L’e-réputation est un sujet crucial pour la performance des professions libérales, des organisations et des entreprises auprès de leurs cibles. Le rapport (Global RepTrack 2013 (Reputation Institute). Résultat :
– une entreprise qui améliore de 5 points sa réputation voit augmenter de 7 % la prescription de ses consommateurs ;
– pour les entreprises jouissant d’une forte réputation, 55 % des consommateurs déclarent qu’ils sont absolument prêts à acheter leur produit et quasiment autant (50 %) à recommander ce dernier à leur entourage.
– pour les entreprises ayant une faible réputation, les chiffres chutent respectivement à 31 % et 28 %.
Par ailleurs : parvenir à réduire de 2 % un bouche-à-oreille négatif engendrait une croissance de 1 % des ventes (Etude de la London School of Economics).
Un client promoteur rapporte 32 dollars tandis qu’un client détracteur coûte 57 dollars (Dell).

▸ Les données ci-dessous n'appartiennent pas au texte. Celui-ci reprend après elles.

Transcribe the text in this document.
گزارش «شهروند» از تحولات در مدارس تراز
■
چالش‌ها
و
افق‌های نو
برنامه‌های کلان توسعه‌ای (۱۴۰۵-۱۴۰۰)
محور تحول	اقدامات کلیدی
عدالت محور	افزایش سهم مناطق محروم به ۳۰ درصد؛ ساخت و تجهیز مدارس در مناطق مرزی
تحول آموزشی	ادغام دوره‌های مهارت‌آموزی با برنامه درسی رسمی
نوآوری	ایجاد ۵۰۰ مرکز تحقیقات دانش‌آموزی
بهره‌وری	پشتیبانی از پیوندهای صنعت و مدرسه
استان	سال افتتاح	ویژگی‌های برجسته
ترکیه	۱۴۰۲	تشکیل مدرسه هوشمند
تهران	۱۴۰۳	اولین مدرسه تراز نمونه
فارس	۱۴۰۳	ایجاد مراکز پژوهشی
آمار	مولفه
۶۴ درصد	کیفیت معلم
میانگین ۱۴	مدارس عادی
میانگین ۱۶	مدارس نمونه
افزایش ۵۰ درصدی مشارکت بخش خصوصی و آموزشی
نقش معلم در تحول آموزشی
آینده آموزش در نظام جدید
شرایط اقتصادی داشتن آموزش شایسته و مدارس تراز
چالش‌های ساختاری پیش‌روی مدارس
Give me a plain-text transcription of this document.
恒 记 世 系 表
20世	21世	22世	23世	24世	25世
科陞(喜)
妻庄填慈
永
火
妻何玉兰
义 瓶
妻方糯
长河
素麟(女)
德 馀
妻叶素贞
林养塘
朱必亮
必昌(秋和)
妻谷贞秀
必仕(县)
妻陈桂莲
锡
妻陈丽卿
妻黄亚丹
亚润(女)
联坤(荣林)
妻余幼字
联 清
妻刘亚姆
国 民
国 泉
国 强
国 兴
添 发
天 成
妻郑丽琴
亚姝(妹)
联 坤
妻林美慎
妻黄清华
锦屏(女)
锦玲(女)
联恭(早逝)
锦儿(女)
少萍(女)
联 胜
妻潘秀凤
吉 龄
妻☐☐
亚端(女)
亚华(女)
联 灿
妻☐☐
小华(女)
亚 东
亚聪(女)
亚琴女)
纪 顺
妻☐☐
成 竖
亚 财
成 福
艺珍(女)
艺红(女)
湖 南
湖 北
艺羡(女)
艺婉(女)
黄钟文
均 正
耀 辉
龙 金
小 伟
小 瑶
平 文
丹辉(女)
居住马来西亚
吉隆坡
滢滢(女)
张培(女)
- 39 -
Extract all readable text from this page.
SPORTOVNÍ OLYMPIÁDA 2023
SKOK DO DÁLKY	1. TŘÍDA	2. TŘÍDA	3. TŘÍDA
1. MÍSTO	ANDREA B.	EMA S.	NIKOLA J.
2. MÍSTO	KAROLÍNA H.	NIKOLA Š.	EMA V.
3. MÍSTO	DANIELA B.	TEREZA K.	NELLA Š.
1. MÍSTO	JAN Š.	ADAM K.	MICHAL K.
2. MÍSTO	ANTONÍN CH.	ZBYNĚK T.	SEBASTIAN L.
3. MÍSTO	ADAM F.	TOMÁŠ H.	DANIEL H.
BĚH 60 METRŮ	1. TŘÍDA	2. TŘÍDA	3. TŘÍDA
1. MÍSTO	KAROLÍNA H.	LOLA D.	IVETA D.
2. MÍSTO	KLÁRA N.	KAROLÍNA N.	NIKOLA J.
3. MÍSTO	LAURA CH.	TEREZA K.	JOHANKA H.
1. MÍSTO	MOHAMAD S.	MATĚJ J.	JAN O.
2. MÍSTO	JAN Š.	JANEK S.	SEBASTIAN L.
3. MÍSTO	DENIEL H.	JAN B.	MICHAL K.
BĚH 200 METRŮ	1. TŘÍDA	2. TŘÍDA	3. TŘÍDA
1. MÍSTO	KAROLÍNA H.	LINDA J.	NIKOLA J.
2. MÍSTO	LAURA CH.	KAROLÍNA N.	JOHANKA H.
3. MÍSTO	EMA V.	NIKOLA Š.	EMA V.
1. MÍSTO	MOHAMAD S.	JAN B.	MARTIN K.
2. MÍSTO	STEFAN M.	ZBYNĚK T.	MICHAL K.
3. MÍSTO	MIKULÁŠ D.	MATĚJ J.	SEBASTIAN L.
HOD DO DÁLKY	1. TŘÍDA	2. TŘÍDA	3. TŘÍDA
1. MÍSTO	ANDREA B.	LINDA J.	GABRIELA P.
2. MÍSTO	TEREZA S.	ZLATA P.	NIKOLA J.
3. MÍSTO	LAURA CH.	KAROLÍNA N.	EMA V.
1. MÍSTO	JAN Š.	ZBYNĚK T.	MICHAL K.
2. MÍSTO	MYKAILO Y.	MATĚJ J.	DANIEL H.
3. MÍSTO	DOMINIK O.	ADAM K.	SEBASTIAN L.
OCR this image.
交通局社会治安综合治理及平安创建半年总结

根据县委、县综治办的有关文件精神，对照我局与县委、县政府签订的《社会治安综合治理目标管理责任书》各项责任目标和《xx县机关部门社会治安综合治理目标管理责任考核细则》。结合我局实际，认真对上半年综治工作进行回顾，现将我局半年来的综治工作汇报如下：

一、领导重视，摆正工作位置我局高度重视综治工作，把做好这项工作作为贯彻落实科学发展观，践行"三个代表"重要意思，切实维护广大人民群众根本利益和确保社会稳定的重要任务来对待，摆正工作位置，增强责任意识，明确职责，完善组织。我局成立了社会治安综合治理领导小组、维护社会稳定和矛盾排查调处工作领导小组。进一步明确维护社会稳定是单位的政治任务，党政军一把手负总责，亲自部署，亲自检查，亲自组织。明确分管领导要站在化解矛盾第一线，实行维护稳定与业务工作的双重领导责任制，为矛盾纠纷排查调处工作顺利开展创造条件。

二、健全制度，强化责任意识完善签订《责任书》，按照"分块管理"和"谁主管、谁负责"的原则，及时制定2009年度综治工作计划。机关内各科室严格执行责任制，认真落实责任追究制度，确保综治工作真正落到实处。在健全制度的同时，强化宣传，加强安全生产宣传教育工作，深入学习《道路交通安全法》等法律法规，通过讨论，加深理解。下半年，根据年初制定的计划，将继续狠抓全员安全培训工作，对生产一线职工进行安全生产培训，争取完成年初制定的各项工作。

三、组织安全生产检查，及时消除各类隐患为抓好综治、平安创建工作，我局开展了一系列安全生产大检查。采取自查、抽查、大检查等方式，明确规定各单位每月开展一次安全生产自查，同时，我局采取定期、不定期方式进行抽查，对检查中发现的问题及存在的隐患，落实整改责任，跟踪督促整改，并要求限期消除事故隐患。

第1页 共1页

Ce n’est d’ailleurs Mike Jeffries qui pourra prétendre le contraire. En mai 2013, le site Business Insider a exhumé les propos du PDG de la marque textile Abercrombie & Fitch, qu’il avait tenus lors d’une interview donnée en 2006. Il expliquait qu’il privilégiait les personnes à l’apparence physique séduisante tant dans ses publicités que parmi les vendeurs de ses magasins pour attirer une clientèle du même genre. Une vidéo virulente a alors notamment rassemblé 7 millions de personnes en quelques jours pour dénoncer les propos inadmissibles du dirigeant sans parler d’autres actions coup de poing venues également du Web. Résultat : des ventes en recul, un cours de bourse en berne et des enquêtes administratives sur le dos dans plusieurs pays pour pratiques discriminatoires à l’embauche !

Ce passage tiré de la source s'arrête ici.